A lot of these things were designed with the thought in mind that
there used to be many, many issues when running the bot on a large
number of servers. The reason for these bugs turned out to be simple:
the hardware was not fast enough to keep up with everything.
This extra reporting and these extra behaviors have not been
necessary for some time, and it is best to remove them.
A better logging implementation is no longer planned for now, as the
current method has proven to be sufficient so far. It may even continue
to be so for a while.
Accidentally rewrote a handful of things while I was at it. The changes are staying.
After a long search, I found that this issue only shows itself if the bot is in several servers, encountering a valid configuration while it has yet to look at more servers (that is, a situation my debug bot is not in). The loop had been quitting halfway through for reasons seemingly beyond any logic or comprehension.
I already had a hunch that the query I wrote earlier was needlessly complex, as one might expect considering it was written during a state of delirium. It was easy to simplify it.
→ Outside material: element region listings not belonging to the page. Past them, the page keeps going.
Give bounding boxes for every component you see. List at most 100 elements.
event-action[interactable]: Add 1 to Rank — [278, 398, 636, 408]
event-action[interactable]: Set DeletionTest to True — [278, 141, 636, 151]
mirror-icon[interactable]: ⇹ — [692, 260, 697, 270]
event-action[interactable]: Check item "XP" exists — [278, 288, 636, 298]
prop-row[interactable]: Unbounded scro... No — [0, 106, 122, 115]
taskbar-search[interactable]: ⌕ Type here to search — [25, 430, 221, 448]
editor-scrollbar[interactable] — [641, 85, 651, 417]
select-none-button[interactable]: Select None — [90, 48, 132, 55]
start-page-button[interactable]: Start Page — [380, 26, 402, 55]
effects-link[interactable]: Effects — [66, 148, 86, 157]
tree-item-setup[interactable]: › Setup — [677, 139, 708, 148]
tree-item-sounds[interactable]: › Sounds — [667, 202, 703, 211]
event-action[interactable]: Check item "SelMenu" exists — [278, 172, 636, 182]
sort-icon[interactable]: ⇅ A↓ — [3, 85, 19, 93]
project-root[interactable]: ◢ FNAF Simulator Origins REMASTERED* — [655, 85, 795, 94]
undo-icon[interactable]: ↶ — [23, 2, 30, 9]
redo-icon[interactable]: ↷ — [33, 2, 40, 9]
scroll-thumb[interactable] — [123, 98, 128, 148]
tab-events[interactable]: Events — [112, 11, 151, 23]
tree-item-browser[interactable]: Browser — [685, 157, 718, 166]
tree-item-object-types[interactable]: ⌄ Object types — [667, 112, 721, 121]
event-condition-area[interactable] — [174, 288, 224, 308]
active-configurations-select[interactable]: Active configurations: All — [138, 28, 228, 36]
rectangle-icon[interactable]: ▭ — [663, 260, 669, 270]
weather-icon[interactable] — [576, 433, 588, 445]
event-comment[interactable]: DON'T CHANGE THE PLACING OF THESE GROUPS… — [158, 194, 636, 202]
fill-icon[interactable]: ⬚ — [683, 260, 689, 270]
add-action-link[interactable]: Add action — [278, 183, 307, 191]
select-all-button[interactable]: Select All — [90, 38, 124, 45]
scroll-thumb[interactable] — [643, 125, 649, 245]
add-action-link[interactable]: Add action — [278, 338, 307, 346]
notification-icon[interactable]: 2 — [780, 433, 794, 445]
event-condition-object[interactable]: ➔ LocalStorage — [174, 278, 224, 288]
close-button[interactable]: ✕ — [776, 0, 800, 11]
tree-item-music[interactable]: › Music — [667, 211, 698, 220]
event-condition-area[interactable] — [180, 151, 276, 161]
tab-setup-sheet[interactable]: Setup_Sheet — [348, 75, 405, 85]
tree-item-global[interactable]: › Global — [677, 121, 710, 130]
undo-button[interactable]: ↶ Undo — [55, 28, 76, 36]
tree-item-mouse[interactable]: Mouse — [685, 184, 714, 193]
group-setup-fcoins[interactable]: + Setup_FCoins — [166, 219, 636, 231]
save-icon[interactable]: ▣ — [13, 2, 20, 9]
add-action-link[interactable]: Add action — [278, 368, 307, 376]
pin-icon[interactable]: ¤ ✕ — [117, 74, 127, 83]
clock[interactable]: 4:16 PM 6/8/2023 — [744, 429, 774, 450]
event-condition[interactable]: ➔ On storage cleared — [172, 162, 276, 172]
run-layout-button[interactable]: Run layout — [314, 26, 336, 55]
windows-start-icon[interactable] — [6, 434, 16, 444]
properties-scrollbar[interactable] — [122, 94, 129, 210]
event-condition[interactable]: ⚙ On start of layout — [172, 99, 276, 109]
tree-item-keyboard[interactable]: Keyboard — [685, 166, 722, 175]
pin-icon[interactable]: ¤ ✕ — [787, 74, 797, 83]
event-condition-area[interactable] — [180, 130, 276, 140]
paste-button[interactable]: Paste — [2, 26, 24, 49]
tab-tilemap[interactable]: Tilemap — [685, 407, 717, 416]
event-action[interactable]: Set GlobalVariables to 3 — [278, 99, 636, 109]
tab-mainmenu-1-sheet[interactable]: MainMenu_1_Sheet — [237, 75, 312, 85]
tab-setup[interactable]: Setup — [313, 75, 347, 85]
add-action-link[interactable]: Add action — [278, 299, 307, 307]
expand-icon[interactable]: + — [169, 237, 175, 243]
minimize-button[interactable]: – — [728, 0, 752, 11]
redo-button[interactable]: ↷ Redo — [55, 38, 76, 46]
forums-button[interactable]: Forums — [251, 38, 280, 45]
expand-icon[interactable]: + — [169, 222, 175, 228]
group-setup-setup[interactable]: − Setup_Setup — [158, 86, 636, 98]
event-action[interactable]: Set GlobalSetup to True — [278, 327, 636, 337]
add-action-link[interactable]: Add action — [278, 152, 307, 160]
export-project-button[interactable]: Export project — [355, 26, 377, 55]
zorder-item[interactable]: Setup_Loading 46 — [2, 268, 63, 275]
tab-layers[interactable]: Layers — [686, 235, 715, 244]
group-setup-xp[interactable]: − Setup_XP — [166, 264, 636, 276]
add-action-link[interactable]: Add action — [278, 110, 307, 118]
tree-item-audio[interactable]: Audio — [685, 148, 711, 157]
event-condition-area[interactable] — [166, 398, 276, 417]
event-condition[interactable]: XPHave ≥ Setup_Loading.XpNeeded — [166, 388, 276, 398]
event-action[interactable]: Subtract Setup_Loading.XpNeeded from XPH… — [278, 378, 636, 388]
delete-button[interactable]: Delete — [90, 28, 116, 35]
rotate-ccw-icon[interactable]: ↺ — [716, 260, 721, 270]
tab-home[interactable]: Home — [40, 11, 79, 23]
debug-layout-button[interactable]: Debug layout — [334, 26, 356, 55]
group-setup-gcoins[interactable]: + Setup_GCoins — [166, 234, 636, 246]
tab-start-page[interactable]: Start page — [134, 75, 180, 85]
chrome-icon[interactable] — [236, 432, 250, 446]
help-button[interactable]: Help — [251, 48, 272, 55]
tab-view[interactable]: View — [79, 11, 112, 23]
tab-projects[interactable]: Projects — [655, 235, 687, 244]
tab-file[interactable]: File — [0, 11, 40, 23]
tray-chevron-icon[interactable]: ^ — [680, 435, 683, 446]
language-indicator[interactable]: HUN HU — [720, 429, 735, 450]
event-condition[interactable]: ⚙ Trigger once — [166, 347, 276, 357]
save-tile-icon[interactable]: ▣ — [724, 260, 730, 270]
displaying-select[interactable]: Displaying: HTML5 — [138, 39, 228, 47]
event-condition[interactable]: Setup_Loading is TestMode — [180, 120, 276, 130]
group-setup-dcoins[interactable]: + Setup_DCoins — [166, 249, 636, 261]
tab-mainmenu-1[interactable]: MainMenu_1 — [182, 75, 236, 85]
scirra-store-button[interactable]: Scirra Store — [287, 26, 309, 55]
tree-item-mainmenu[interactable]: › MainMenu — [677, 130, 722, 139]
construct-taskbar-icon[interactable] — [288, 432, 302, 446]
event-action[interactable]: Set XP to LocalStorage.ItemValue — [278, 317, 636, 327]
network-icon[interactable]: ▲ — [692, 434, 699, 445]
I hoped that would be it, but no change occurred. On the contrary, some checks I slipped in there in the meantime were *passing*.
Further and further investigation finally revealed that the exception handler for background services doesn't actually do what it's expected to do. It's been silently dropping the exceptions that EF had been throwing this whole time, telling me quite plainly what the problem was and why it was quitting at a seemingly random spot.
The fix: Turns out the query evaluates during the foreach loop, which conflicts with wanting to do additional queries within it. Throwing a ToList() somewhere in it seems to have solved it.
These last few hours were quite the adventure...
My head hurts. Now I'm off to take a look at the exception handler.